Member of the Tennessee House of Representatives from the 1st district
- Incumbent
- Assumed office January 10, 2017
- Preceded by: Jon Lundberg

Personal details
- Born: November 29, 1967 (age 58)
- Party: Republican
- Spouse: LeAnn Crawford
- Children: 1
- Education: East Tennessee State University
- Website: House website

= John Crawford (Tennessee politician) =

American politician (born 1967)

John Crawford (born November 29, 1967) is an American politician. A member of the Republican Party, he has represents District 1 in the Tennessee House of Representatives since 2017.

==Tenure==
In 2023, the Tennessee House voted on motions to remove three sitting Democratic representatives Gloria Johnson, Justin Jones, and Justin J. Pearson for disrupting proceedings with a protest as citizens were at the capitol voicing their outrage over a mass shooting at a Nashville school that left six dead.

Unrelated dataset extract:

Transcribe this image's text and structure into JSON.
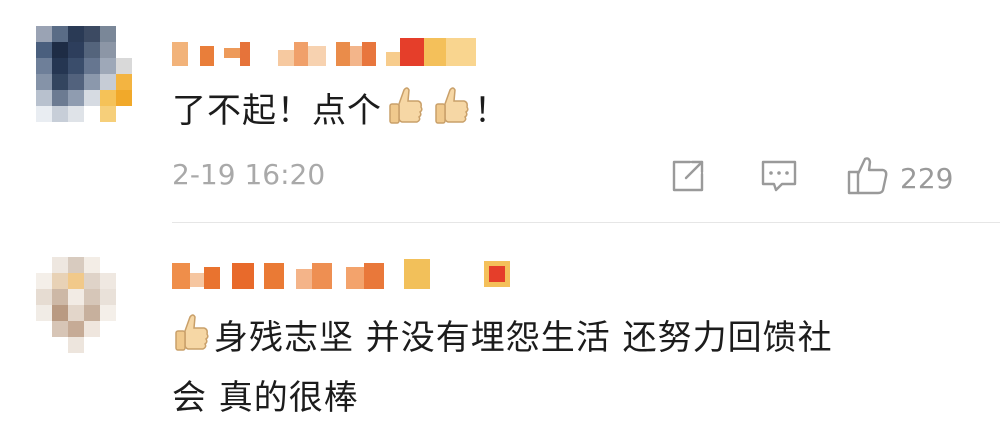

Crawford voted in favor of all three resolutions: HR 63, to remove Pearson; HR 64, to remove Johnson; and HR 65, to remove Jones. Pearson and Jones were expelled, while Johnson was not.

==Personal information==
John Crawford was born on November 29, 1967. Crawford married his wife LeAnn and he has one daughter with her which her name is Jessica. They are Baptists. Crawford attended Kingsport Christian School and studied Business and Psychology at East Tennessee State University. Crawford is also the CFO of Able Printers, a commercial printing company.